The world meeting was happening just as it always does. Countries making stupid suggestions-namely America-I shot down said awful ideas got into a fight with the owner of the awful idea. France would somehow join the fight if he hadn't been the one with the stupid idea in the first place. Greece would fall asleep, Japan would look uncomfortable, Poland would complain about his hair, Italy would yell about pasta until finally Germany would crack and yell at us all to restore order. And then the cycle would repeat itself.

I sigh these meetings never achieve anything, what's the point in even having them? Then again not having them would be equally as stupid. And only god knows what would happen to world peace if they stopped, then again the world isn't even at peace even with these meetings. There really is no way to win.

The world, everything, is in a complete mess, even more so than usual.

Brexit has completely ruined my country, the pound has fallen, a depression is coming for sure. I don't even know if Scotland is going to stay part of the UK, he is such a proud, stubborn, loud mouth that I highly doubt it. The whole of the EU is pissed at me and as much as I hate the organisation I don't want to leave it. Leaving was a stupid, rash decision that I kind of made in a fit of rage. I was just pissed off and wanted to show my anger but it kind of back fired and was a very stupid decision. The EU is great for alliances and helped my economy a great deal and basically represents the world progressing. Dear god I am in for a rough couple of years ahead.

NATO is pissed of too at me too: again because of Brexit and to top it all off the war on terror is only getting worse. We are going about things in completely the wrong way, although we can't figure out what the right way is and everything is just getting slowly worse. France is a panic struck mess, Turkey is in shambles, the eastern countries are having a panic attack and to top it all of I am pretty sure that Donald Trump is going to explode the world. Either him or Putin or whoever the bloody hell controls China. Oh dear god we are all doomed.

Then again I always think we're doomed and the world hasn't ended yet. Plus at least the cold war ended... sort of.

I stood in the hallway of one of the many world conference corridors. Trying to collect my thoughts before the break ended and another round of hellish arguing would begin.
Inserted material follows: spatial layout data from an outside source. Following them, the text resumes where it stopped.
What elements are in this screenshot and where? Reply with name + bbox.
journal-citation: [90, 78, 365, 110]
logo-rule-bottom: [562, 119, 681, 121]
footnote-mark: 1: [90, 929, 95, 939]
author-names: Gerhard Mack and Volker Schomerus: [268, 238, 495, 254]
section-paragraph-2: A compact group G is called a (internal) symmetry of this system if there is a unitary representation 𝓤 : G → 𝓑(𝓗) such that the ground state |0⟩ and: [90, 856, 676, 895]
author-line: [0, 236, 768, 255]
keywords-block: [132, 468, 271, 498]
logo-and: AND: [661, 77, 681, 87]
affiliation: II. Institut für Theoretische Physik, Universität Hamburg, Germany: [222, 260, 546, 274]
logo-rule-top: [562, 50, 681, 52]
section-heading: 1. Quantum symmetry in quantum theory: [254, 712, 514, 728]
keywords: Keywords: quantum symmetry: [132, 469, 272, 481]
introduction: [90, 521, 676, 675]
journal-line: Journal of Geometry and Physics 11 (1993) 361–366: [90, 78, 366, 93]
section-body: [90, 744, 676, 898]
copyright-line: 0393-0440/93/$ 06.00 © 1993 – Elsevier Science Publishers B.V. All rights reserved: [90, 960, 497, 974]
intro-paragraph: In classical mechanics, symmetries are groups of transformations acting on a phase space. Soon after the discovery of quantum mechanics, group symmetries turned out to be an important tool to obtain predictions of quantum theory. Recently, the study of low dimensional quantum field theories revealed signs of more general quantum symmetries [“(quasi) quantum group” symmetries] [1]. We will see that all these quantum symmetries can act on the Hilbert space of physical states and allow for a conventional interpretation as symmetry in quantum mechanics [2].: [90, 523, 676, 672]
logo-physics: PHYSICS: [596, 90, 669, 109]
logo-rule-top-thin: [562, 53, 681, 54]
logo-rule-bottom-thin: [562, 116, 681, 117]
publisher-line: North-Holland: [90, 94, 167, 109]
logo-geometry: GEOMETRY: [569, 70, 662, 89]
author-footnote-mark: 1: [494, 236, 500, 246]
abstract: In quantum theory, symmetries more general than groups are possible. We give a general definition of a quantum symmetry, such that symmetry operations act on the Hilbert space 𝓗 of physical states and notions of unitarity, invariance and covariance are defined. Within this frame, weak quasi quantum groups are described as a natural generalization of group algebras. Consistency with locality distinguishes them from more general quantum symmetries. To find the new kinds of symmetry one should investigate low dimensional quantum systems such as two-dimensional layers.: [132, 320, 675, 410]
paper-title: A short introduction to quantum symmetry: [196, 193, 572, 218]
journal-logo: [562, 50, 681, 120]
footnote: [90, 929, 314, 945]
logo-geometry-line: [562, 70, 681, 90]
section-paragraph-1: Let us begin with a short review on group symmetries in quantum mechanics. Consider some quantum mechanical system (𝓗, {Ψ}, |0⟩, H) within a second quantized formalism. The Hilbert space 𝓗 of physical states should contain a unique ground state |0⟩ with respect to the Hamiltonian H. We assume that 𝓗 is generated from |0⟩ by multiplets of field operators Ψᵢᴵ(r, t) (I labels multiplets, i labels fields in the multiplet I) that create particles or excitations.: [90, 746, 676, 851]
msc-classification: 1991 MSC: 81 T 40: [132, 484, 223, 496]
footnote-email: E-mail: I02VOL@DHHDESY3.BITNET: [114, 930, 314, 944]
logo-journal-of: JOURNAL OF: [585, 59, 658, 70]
Suddenly my wrist was grabbed by none other than the frog and he proceeded to drag me down the hallway. I was about to yell at him but he put a finger to his lips and smiled at me mysteriously. Something about the look made me shut up and I allowed the frog to drag me to wherever it was we were going.

I was too tired to argue with him anyway, my head hurt so much thinking about the variety of problems I had to deal with right now. Did I even mention global warming?! There is no way I had any energy to deal with France, if he is going to drag you somewhere it's sometimes better not to fight. Unless he's dragging you off to marry you. Then fight against him with every ounce of your strength and mental will, dear god I still have nightmares about that.

France dragged me into a room with two doors. He shut the one we had come through and started whispering to me.

"Now Angleterre can you see the door behind me?"

"Yes?" I whispered back utterly confused and slightly pissed off: what on earth was going on? Why are we whispering? What's with all the secrecy? And why did I allow myself to get into this conversation? I could see the door which France had his back to: it was open fully and I could see two figures standing in the hallway beyond the door.

"Through that door are Amerique and Japon, they can see everything we are doing right now. Unless you want me to tell America that you love him kiss me now." What the bloody hell! This is insane!